MOSCOW (AP) — Russia’s foreign minister on Tuesday said Moscow is ready to seek consensus in the UN Security Council on a new resolution aimed at ending Syria’s civil war, but gave no indication how it would resolve a disagreement over a Britain-sponsored resolution.
Moscow’s draft resolution calls for the “immediate implementation” of a peace plan from Kofi Annan, the UN and Arab League envoy for the crisis, and the guidelines for a political transition approved at a meeting in Geneva last month, but it objects to the resolution that would be tied to Chapter 7 of the United Nations Charter, which could allow the use of force to end the conflict in Syria.
Although Western nations appear to have little appetite for force, Russia adamantly opposes any prospect of international intervention in the 16-month-old conflict. China, another veto-wielding member of the Security Council, also has backed Syria.
After a meeting between Russian President Vladimir Putin and Annan on Tuesday, Russian Foreign Minister Sergey Lavrov said, “I don’t see a reason that we couldn’t agree in the Security Council. We are prepared for that,” according to the Interfax news agency.
Annan, in turn, said, “I would hope that the Council will continue its discussions and hopefully find language that will pull everybody together for us to move forward on this critical issue.”
There were no comments from Putin after the meeting, but at its opening he promised Russia would do all it could to support Annan.
Russia, which incurred international criticism by twice vetoing UN resolutions to increase pressure on Syrian President Bashar Assad and his regime, has staked its position on Annan’s six-point plan for ending the fighting that activists say has killed some 17,000 people.
The plan was to begin with a cease-fire between government forces and rebels, followed by political dialogue, but increasingly intense fighting has called into question whether the plan is obsolete.
British Foreign Secretary William Hague insisted Tuesday that a Chapter 7 resolution is required to implement Annan’s peace plan, calling the process the “best hope” for ending the civil war in Syria and urging Russia and China to get on board.
“Those nations that might block a Security Council resolution have to consider the fact that if they do so, they will be held increasingly responsible for the consequences, for that chaos and bloodshed that are even now becoming worse in Syria,” he said during a trip to Jordan in which he visited a camp for Syrian refugees.
Meanwhile, UN leader Ban Ki-moon arrived in Beijing on Tuesday as part of a diplomatic push to get Russia and China to back a tougher response to attacks by the Assad regime.
Ban, who is to meet Wednesday with Chinese President Hu Jintao, called for rapid, unified action by the Security Council. But a commentary that ran Tuesday in the official People’s Daily newspaper strongly opposed using force against Syria — a sign that China may again block the Western-backed resolution.

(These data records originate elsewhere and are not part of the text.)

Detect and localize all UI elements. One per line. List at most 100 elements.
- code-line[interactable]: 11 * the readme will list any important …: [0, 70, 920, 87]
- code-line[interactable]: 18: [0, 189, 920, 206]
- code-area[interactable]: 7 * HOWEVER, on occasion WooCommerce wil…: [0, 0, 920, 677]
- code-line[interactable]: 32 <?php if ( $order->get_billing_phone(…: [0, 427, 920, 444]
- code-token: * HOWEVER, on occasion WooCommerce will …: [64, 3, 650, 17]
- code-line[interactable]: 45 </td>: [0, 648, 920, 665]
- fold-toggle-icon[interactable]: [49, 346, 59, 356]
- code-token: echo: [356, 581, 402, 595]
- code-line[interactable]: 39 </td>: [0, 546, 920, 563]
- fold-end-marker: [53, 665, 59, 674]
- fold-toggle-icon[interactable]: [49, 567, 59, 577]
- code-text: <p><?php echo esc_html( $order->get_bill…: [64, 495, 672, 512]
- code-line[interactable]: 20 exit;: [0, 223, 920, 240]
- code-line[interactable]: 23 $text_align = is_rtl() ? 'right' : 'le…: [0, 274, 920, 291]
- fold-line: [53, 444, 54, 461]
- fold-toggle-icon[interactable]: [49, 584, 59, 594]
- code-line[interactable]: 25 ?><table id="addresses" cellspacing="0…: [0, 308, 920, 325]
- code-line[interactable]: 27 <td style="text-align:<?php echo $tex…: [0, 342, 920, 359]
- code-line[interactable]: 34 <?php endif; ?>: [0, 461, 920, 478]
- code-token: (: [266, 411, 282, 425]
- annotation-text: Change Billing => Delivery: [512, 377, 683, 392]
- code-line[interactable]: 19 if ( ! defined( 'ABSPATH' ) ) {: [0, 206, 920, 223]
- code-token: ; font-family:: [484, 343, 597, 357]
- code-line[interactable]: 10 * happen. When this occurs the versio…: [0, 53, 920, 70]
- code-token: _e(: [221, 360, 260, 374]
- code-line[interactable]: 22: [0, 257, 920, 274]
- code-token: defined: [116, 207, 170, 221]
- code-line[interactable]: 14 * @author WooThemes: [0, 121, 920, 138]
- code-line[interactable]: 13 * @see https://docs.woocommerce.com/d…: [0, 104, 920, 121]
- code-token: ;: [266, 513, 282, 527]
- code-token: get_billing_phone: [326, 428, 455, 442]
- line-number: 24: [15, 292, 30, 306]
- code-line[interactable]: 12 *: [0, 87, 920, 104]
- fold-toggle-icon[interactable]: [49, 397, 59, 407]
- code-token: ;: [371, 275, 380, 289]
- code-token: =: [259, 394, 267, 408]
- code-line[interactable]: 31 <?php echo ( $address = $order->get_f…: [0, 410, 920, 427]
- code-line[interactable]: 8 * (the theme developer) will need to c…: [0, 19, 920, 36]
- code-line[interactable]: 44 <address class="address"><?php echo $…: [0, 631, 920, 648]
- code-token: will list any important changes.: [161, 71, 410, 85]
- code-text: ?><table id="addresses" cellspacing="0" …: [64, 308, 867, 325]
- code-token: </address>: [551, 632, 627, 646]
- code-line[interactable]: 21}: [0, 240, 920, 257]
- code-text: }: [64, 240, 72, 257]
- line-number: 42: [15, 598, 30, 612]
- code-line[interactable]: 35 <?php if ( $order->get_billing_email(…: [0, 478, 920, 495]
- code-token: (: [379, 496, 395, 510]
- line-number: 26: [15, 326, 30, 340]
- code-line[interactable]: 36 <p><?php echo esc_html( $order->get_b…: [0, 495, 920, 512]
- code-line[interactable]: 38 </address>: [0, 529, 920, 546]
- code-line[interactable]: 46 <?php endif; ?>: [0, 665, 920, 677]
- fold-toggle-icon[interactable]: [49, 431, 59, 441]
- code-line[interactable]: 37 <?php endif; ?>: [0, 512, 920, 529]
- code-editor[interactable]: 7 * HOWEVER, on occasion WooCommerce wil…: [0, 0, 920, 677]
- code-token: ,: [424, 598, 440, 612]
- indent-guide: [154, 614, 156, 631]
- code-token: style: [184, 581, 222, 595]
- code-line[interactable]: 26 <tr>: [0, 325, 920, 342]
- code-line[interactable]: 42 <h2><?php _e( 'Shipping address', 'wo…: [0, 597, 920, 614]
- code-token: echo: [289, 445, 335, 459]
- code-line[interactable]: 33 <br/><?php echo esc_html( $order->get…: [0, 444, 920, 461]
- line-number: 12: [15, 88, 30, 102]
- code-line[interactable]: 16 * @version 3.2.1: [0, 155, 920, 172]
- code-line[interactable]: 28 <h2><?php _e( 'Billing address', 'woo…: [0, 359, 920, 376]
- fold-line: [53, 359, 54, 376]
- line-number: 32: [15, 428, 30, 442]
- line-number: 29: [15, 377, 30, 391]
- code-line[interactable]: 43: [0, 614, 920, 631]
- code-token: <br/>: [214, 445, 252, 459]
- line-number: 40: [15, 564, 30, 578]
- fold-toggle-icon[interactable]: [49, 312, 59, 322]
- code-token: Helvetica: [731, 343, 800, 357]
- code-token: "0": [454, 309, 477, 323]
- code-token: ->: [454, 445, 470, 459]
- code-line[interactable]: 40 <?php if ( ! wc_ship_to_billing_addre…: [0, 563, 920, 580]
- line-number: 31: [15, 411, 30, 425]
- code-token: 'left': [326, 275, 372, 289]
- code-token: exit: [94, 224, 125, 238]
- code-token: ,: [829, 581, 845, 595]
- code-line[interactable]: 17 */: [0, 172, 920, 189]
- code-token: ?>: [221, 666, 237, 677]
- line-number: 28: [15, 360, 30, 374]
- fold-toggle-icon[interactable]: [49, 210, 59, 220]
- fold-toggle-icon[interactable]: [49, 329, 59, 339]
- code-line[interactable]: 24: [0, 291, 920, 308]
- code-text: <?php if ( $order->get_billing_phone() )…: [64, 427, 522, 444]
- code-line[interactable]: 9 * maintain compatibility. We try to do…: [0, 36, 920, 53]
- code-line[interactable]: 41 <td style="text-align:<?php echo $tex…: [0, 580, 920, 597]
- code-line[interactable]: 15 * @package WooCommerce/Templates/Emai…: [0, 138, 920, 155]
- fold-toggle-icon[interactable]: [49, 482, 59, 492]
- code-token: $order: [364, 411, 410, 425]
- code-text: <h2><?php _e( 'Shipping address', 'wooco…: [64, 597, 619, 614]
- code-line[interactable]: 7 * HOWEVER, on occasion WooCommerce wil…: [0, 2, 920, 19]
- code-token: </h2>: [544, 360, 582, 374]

“Sovereign equality and noninterference in internal affairs (of other countries) is a red line that must not be crossed,” the commentary said. “A political solution is the only way out of the Syrian problem.”
Syria’s violence has grown increasingly bloody and chaotic in recent months as the uprising which began in March 2011 has transformed from a peaceful protest movement seeking political change into an armed insurgency seeking to topple Assad’s regime.
Hague cautioned that the situation in Syria “is so grave and unpredictable that I don’t think any option should be ruled out for the future.”